Однажды прогуливались в окрестностях, наблюдая начало бесконечного сааремааского заката, переходящего в утреннюю зарю. Остров был плоск до чрезвычайности, а те немногие бугорки, что тут имелись, как бы подтверждали его плоскость, напоминая какие-то кругляши, под зеленый ковер закатившиеся. Вдруг тропинка под нашими ногами пошла довольно круто вверх, и мы оказались на вершине холма, который можно было бы уже сравнить с теннисным мячом, закатившимся под зеленую шкуру.
Обширный мир природы открывался с макушки: ровные, ежеминутные слепки темного моря с белыми гривками и смешанный лес, среди которого видны были лишь две-три шиферные крыши да еле различающаяся на косе пограничная вышка. Виден был также кусок гравийной дороги, по которой, пока мы сидели на холме, не проехала ни одна машина и ни одна душа не прошелестела. Экая древность вокруг, доваряжские времена! Ветер летит, гудит: А-А-А-А… будто в мире еще не родились согласные звуки. То ли тоска, то ли свобода, не поймешь.

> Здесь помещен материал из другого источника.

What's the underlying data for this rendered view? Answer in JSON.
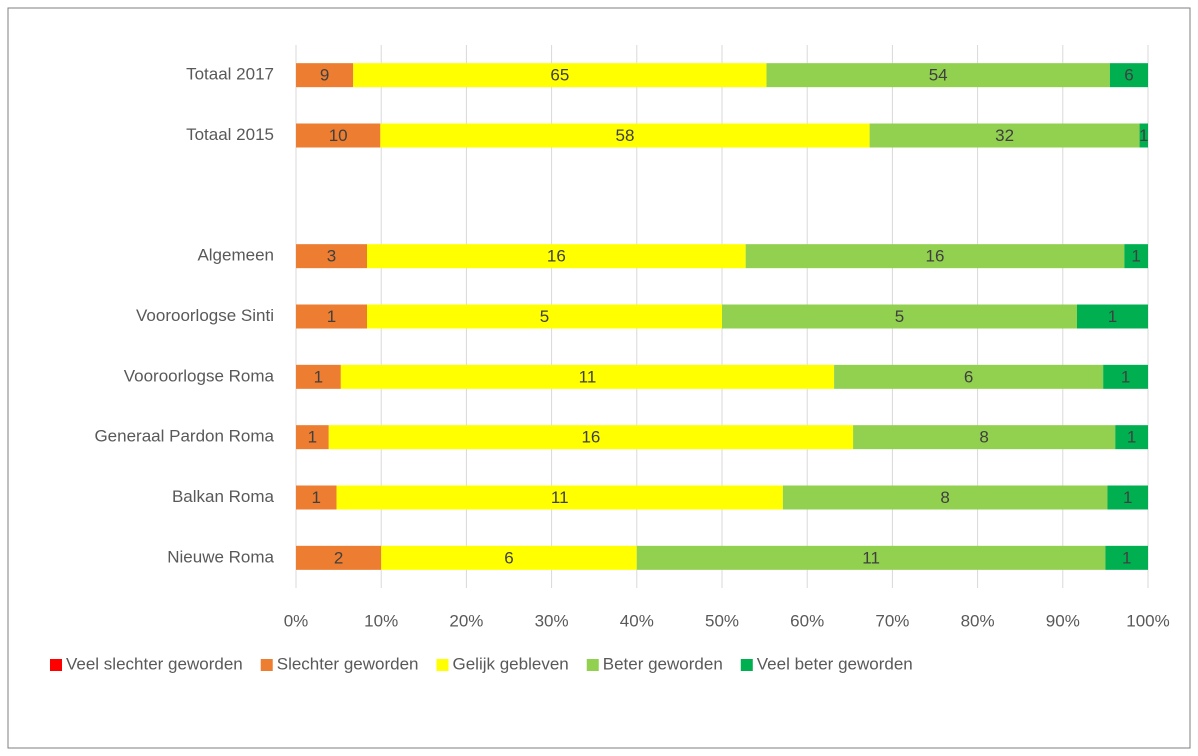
{
  "chart_data": {
    "type": "bar",
    "orientation": "horizontal",
    "stacking": "percent",
    "categories": [
      "Totaal 2017",
      "Totaal 2015",
      null,
      "Algemeen",
      "Vooroorlogse Sinti",
      "Vooroorlogse Roma",
      "Generaal Pardon Roma",
      "Balkan Roma",
      "Nieuwe Roma"
    ],
    "series": [
      {
        "name": "Veel slechter geworden",
        "color": "#ff0000",
        "values": [
          0,
          0,
          null,
          0,
          0,
          0,
          0,
          0,
          0
        ]
      },
      {
        "name": "Slechter geworden",
        "color": "#ed7d31",
        "values": [
          9,
          10,
          null,
          3,
          1,
          1,
          1,
          1,
          2
        ]
      },
      {
        "name": "Gelijk gebleven",
        "color": "#ffff00",
        "values": [
          65,
          58,
          null,
          16,
          5,
          11,
          16,
          11,
          6
        ]
      },
      {
        "name": "Beter geworden",
        "color": "#92d050",
        "values": [
          54,
          32,
          null,
          16,
          5,
          6,
          8,
          8,
          11
        ]
      },
      {
        "name": "Veel beter geworden",
        "color": "#00b050",
        "values": [
          6,
          1,
          null,
          1,
          1,
          1,
          1,
          1,
          1
        ]
      }
    ],
    "xlim": [
      0,
      100
    ],
    "xticks": [
      {
        "value": 0,
        "label": "0%"
      },
      {
        "value": 10,
        "label": "10%"
      },
      {
        "value": 20,
        "label": "20%"
      },
      {
        "value": 30,
        "label": "30%"
      },
      {
        "value": 40,
        "label": "40%"
      },
      {
        "value": 50,
        "label": "50%"
      },
      {
        "value": 60,
        "label": "60%"
      },
      {
        "value": 70,
        "label": "70%"
      },
      {
        "value": 80,
        "label": "80%"
      },
      {
        "value": 90,
        "label": "90%"
      },
      {
        "value": 100,
        "label": "100%"
      }
    ],
    "grid": true,
    "legend": "bottom"
  }
}
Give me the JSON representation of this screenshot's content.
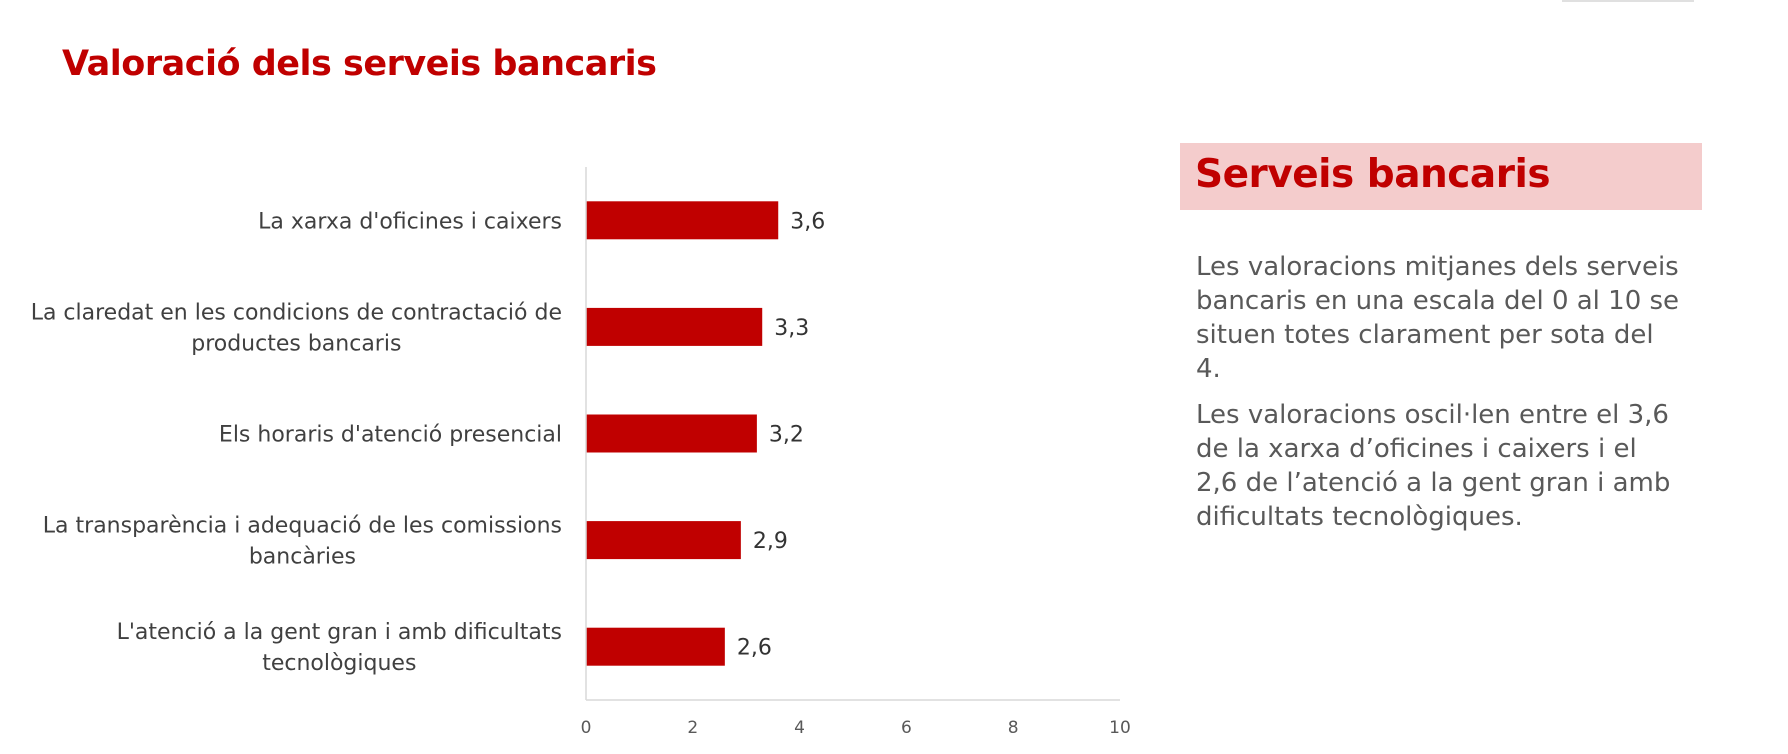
{
  "page": {
    "title": "Valoració dels serveis bancaris"
  },
  "panel": {
    "title": "Serveis bancaris",
    "paragraphs": [
      "Les valoracions mitjanes dels serveis bancaris en una escala del 0 al 10 se situen totes clarament per sota del 4.",
      "Les valoracions oscil·len entre el 3,6 de la xarxa d’oficines i caixers i el 2,6 de l’atenció a la gent gran i amb dificultats tecnològiques."
    ]
  },
  "colors": {
    "accent": "#c00000",
    "panel_header_bg": "#f4cccc",
    "body_text": "#595959"
  },
  "chart_data": {
    "type": "bar",
    "orientation": "horizontal",
    "categories": [
      "La xarxa d'oficines i caixers",
      "La claredat en les condicions de contractació de productes bancaris",
      "Els horaris d'atenció presencial",
      "La transparència i adequació de les comissions bancàries",
      "L'atenció a la gent gran i amb dificultats tecnològiques"
    ],
    "category_lines": [
      [
        "La xarxa d'oficines i caixers"
      ],
      [
        "La claredat en les condicions de contractació de",
        "productes bancaris"
      ],
      [
        "Els horaris d'atenció presencial"
      ],
      [
        "La transparència i adequació de les comissions",
        "bancàries"
      ],
      [
        "L'atenció a la gent gran i amb dificultats",
        "tecnològiques"
      ]
    ],
    "values": [
      3.6,
      3.3,
      3.2,
      2.9,
      2.6
    ],
    "value_labels": [
      "3,6",
      "3,3",
      "3,2",
      "2,9",
      "2,6"
    ],
    "xlim": [
      0,
      10
    ],
    "xticks": [
      0,
      2,
      4,
      6,
      8,
      10
    ],
    "bar_color": "#c00000",
    "grid": false,
    "legend": "none"
  }
}
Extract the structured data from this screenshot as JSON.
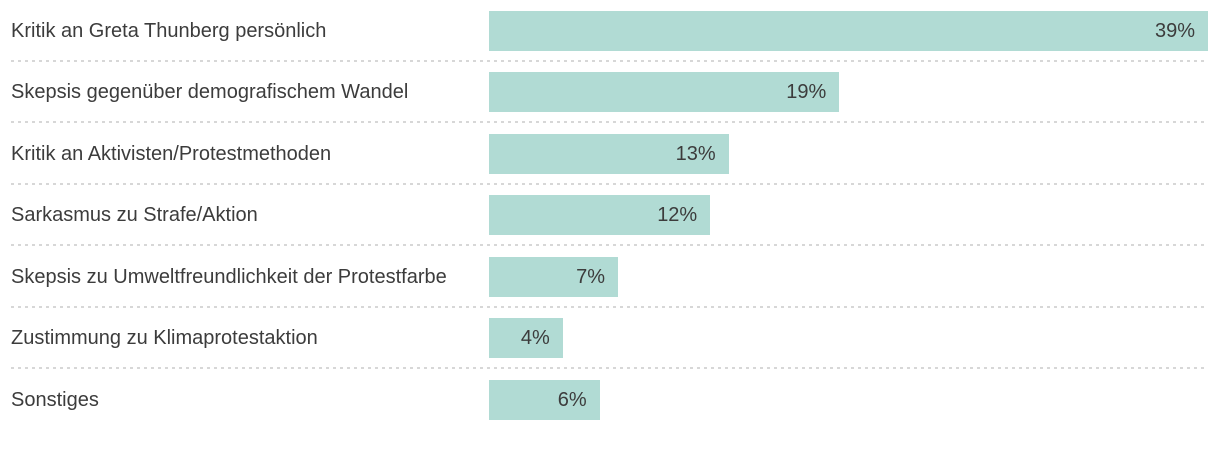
{
  "chart_data": {
    "type": "bar",
    "orientation": "horizontal",
    "title": "",
    "xlabel": "",
    "ylabel": "",
    "xlim": [
      0,
      39
    ],
    "grid": false,
    "legend": false,
    "categories": [
      "Kritik an Greta Thunberg persönlich",
      "Skepsis gegenüber demografischem Wandel",
      "Kritik an Aktivisten/Protestmethoden",
      "Sarkasmus zu Strafe/Aktion",
      "Skepsis zu Umweltfreundlichkeit der Protestfarbe",
      "Zustimmung zu Klimaprotestaktion",
      "Sonstiges"
    ],
    "values": [
      39,
      19,
      13,
      12,
      7,
      4,
      6
    ],
    "value_labels": [
      "39%",
      "19%",
      "13%",
      "12%",
      "7%",
      "4%",
      "6%"
    ],
    "unit": "%",
    "colors": {
      "bar": "#b1dbd4",
      "text": "#3c3c3c",
      "separator": "#d7d7d7",
      "background": "#ffffff"
    }
  }
}
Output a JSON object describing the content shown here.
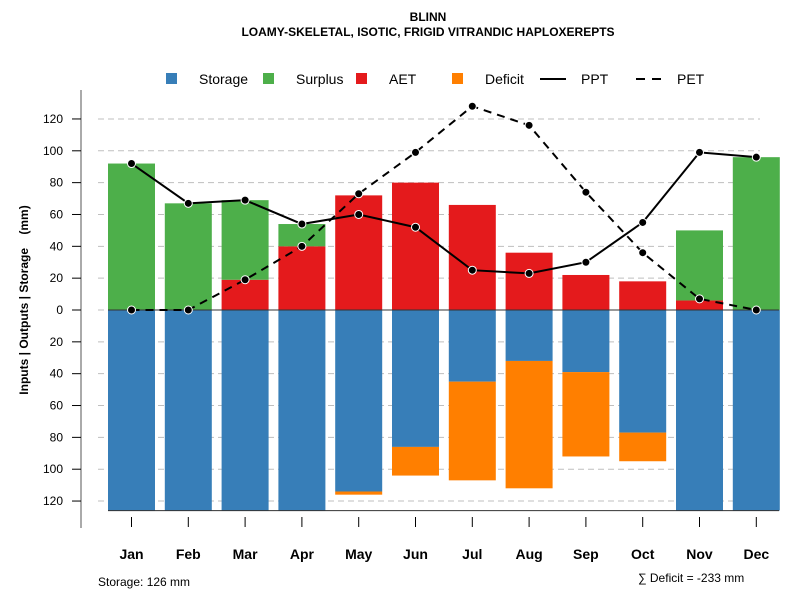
{
  "chart_data": {
    "type": "bar",
    "title": "BLINN",
    "subtitle": "LOAMY-SKELETAL, ISOTIC, FRIGID VITRANDIC HAPLOXEREPTS",
    "ylabel": "Inputs | Outputs | Storage    (mm)",
    "xlabel": "",
    "categories": [
      "Jan",
      "Feb",
      "Mar",
      "Apr",
      "May",
      "Jun",
      "Jul",
      "Aug",
      "Sep",
      "Oct",
      "Nov",
      "Dec"
    ],
    "ylim": [
      -126,
      130
    ],
    "yticks": [
      120,
      100,
      80,
      60,
      40,
      20,
      0,
      -20,
      -40,
      -60,
      -80,
      -100,
      -120
    ],
    "ytick_labels": [
      "120",
      "100",
      "80",
      "60",
      "40",
      "20",
      "0",
      "20",
      "40",
      "60",
      "80",
      "100",
      "120"
    ],
    "grid": true,
    "legend_position": "top",
    "legend": [
      {
        "name": "Storage",
        "kind": "box",
        "color": "#377EB8"
      },
      {
        "name": "Surplus",
        "kind": "box",
        "color": "#4DAF4A"
      },
      {
        "name": "AET",
        "kind": "box",
        "color": "#E41A1C"
      },
      {
        "name": "Deficit",
        "kind": "box",
        "color": "#FF7F00"
      },
      {
        "name": "PPT",
        "kind": "solid-line",
        "color": "#000000"
      },
      {
        "name": "PET",
        "kind": "dashed-line",
        "color": "#000000"
      }
    ],
    "series": [
      {
        "name": "AET",
        "color": "#E41A1C",
        "values": [
          0,
          0,
          19,
          40,
          72,
          80,
          66,
          36,
          22,
          18,
          6,
          0
        ]
      },
      {
        "name": "Surplus",
        "color": "#4DAF4A",
        "values": [
          92,
          67,
          50,
          14,
          0,
          0,
          0,
          0,
          0,
          0,
          44,
          96
        ]
      },
      {
        "name": "Storage",
        "color": "#377EB8",
        "values": [
          126,
          126,
          126,
          126,
          114,
          86,
          45,
          32,
          39,
          77,
          126,
          126
        ]
      },
      {
        "name": "Deficit",
        "color": "#FF7F00",
        "values": [
          0,
          0,
          0,
          0,
          2,
          18,
          62,
          80,
          53,
          18,
          0,
          0
        ]
      },
      {
        "name": "PPT",
        "color": "#000000",
        "values": [
          92,
          67,
          69,
          54,
          60,
          52,
          25,
          23,
          30,
          55,
          99,
          96
        ]
      },
      {
        "name": "PET",
        "color": "#000000",
        "values": [
          0,
          0,
          19,
          40,
          73,
          99,
          128,
          116,
          74,
          36,
          7,
          0
        ]
      }
    ],
    "annotations": {
      "storage_note": "Storage: 126 mm",
      "deficit_note": "∑ Deficit = -233 mm"
    }
  }
}
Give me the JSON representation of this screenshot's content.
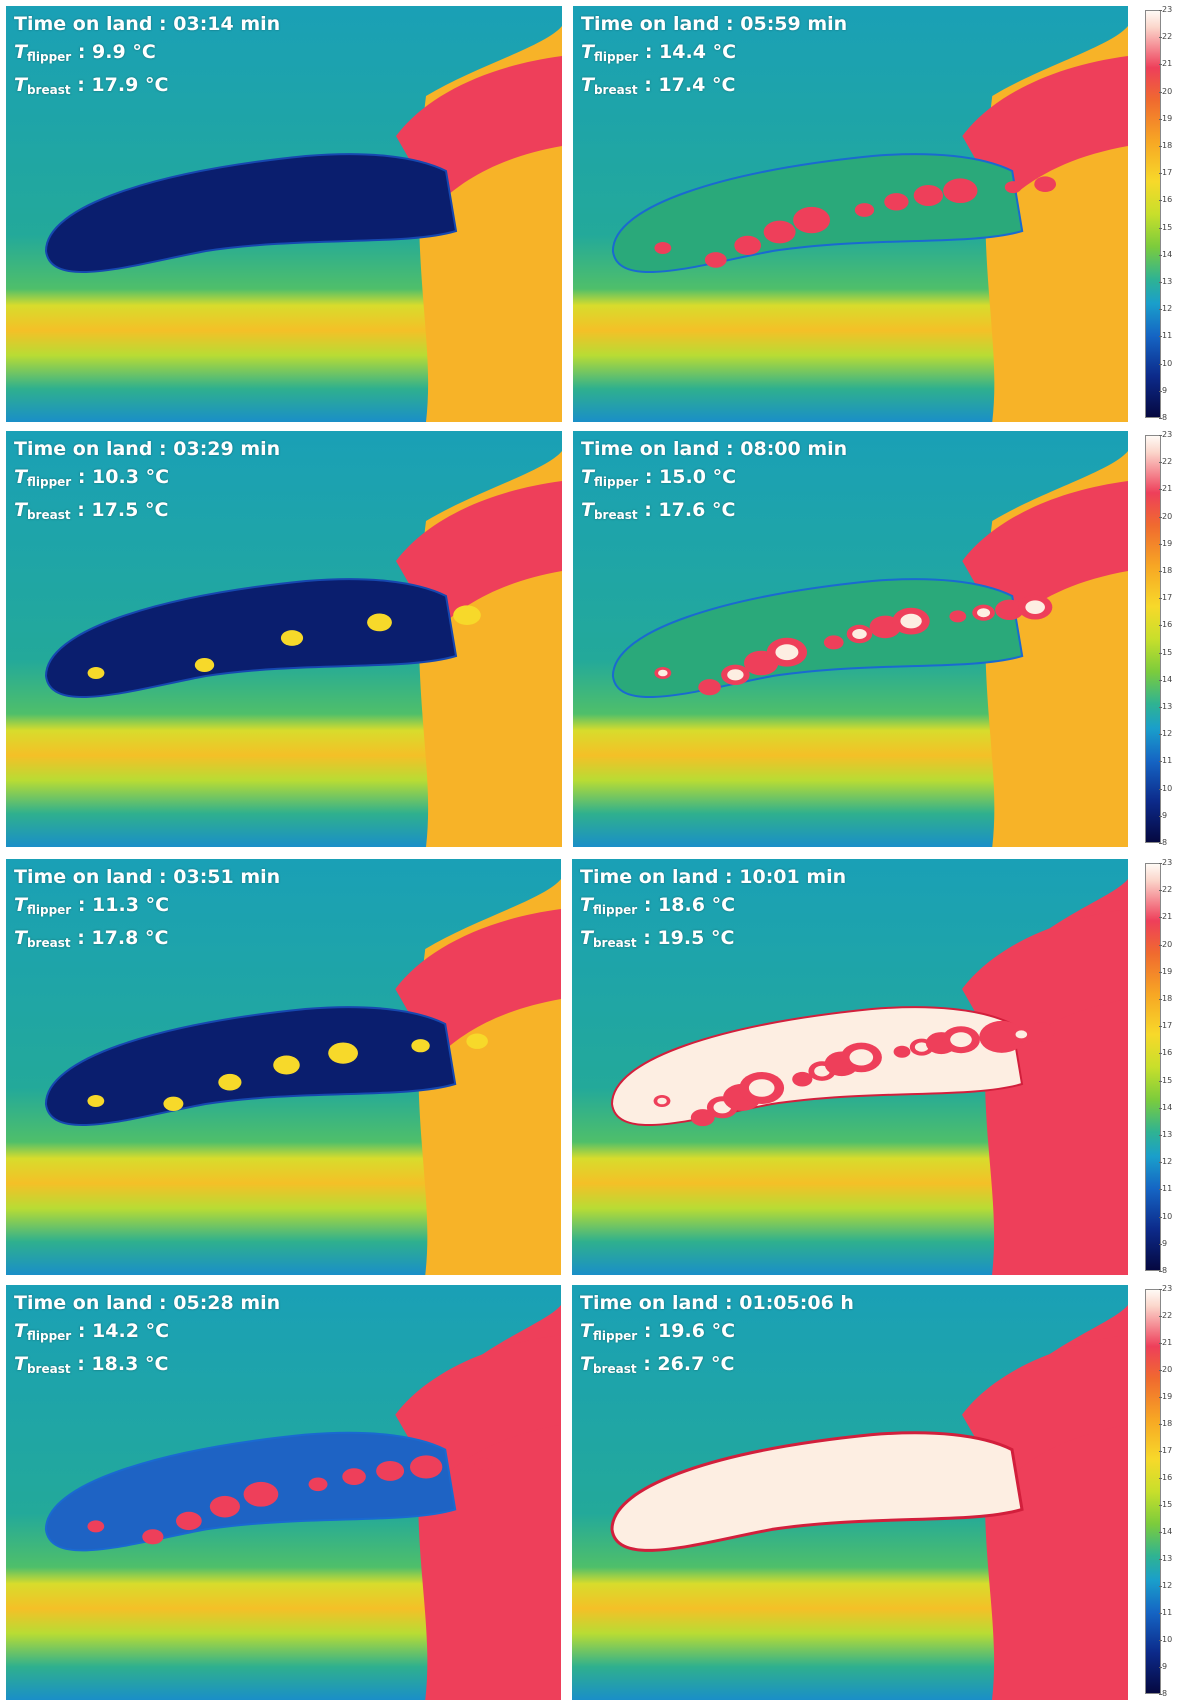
{
  "labels": {
    "time_prefix": "Time on land : ",
    "flipper_symbol": "T",
    "flipper_sub": "flipper",
    "breast_symbol": "T",
    "breast_sub": "breast",
    "unit_celsius": "°C"
  },
  "panels": [
    {
      "id": "p1",
      "time": "03:14 min",
      "t_flipper": "9.9",
      "t_breast": "17.9",
      "warmth": 0.0
    },
    {
      "id": "p2",
      "time": "05:59 min",
      "t_flipper": "14.4",
      "t_breast": "17.4",
      "warmth": 0.5
    },
    {
      "id": "p3",
      "time": "03:29 min",
      "t_flipper": "10.3",
      "t_breast": "17.5",
      "warmth": 0.08
    },
    {
      "id": "p4",
      "time": "08:00 min",
      "t_flipper": "15.0",
      "t_breast": "17.6",
      "warmth": 0.65
    },
    {
      "id": "p5",
      "time": "03:51 min",
      "t_flipper": "11.3",
      "t_breast": "17.8",
      "warmth": 0.18
    },
    {
      "id": "p6",
      "time": "10:01 min",
      "t_flipper": "18.6",
      "t_breast": "19.5",
      "warmth": 0.85
    },
    {
      "id": "p7",
      "time": "05:28 min",
      "t_flipper": "14.2",
      "t_breast": "18.3",
      "warmth": 0.4
    },
    {
      "id": "p8",
      "time": "01:05:06 h",
      "t_flipper": "19.6",
      "t_breast": "26.7",
      "warmth": 1.0
    }
  ],
  "color_scale": {
    "ticks": [
      "23",
      "22",
      "21",
      "20",
      "19",
      "18",
      "17",
      "16",
      "15",
      "14",
      "13",
      "12",
      "11",
      "10",
      "9",
      "8"
    ],
    "colors": [
      "#fffaf5",
      "#ee3f5a",
      "#f7a624",
      "#f7d92a",
      "#7ccc3c",
      "#1a9fcb",
      "#1565c4",
      "#050840"
    ]
  }
}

Эх, вздохнули мы с Найманом, освобождаясь от безвременья, вот если б тут не эта, ну не эта сука, тут бы вдоль берега отели б небось стояли. По прямой-то тут не больше ста пятидесяти кило до Готланда, вот там небось отели-то стоят. Эх, были бы мы посмелее, сбежали бы по прямой. Катер бы украли с керосином и за сутки бы добежали. Эх, да как тут сбежишь, поймают, на конюшню пошлют, запорют до смерти. Эх, вздохнули мы, как старички, а были еще молоды.
И, как напоминание нам о нашей молодости, на пустынной дороге показалась велосипедистка. Эстонская соломенная грива неслась вслед за ее повернутым в сторону солнца синеглазым лицом. Велосипедный наклон делал преувеличенно красивыми ее груди под красной майкой. Она проскользнула по открытому отрезку дороги и исчезла под сводами елей. Талию и ягодицы ее велосипедная позиция делала просто незабываемыми.
«Толяй, ты тоже видел или мне одному померещилось?!» – вскричал я.
«Это местная библиотекарша, – вздохнул Найман. – Ее зовут Сыырие».
«Да откуда ты знаешь?»
«Не важно откуда, – еще раз вздохнул он. – Она проезжает по дороге два раза в день, в библиотеку и обратно. Вчера я снял свой кепи и поклонился, но она не обратила на меня ни малейшего внимания».
Я еще что-то вскричал, он еще что-то вздохнул. Экая Сыырие произросла на пустынных берегах! Она сидит на своем велосипеде, как будто исполняет на нем какой-то сладостный «кончерто соло». Я бы с удовольствием сыграл с ней дуэт, вскричал и вздохнул каждый из нас. А может быть, даже и трио, вздохнули мы разом. Два смычка и десять струнных пальцев. Даже двадцать струнных пальцев, ведь она играет и ногами на своей двухколесной арфе. А этот шопеновский полет волос, он тоже немалого стоит в мире звуков. Где-то тут кроется партитура телесной и духовной свободы. Будучи арфисткой своего слишком быстрого велосипеда, она в то же время обладает саксофонными изгибами и, несомненно, владеет потоком гласных, колоратуро. В общем, мимо нас проехал целый ансамбль женщины, а мы, как идиоты, стоим на месте. Да как угнаться за этой скоростной арфой, как найти здесь библиотеку, которая выражается, очевидно, лишь какой-нибудь невоспроизводимой соловьиной трелью?! Этот ворон Карл, кажется, предположил Найман, быть может, лет пятьдесят назад показал бы дорогу, увы, сейчас он только горазд перепрыгивать со столбика на столбик, слегка помогая себе тяжелыми германскими крыльями, летать же – увольте!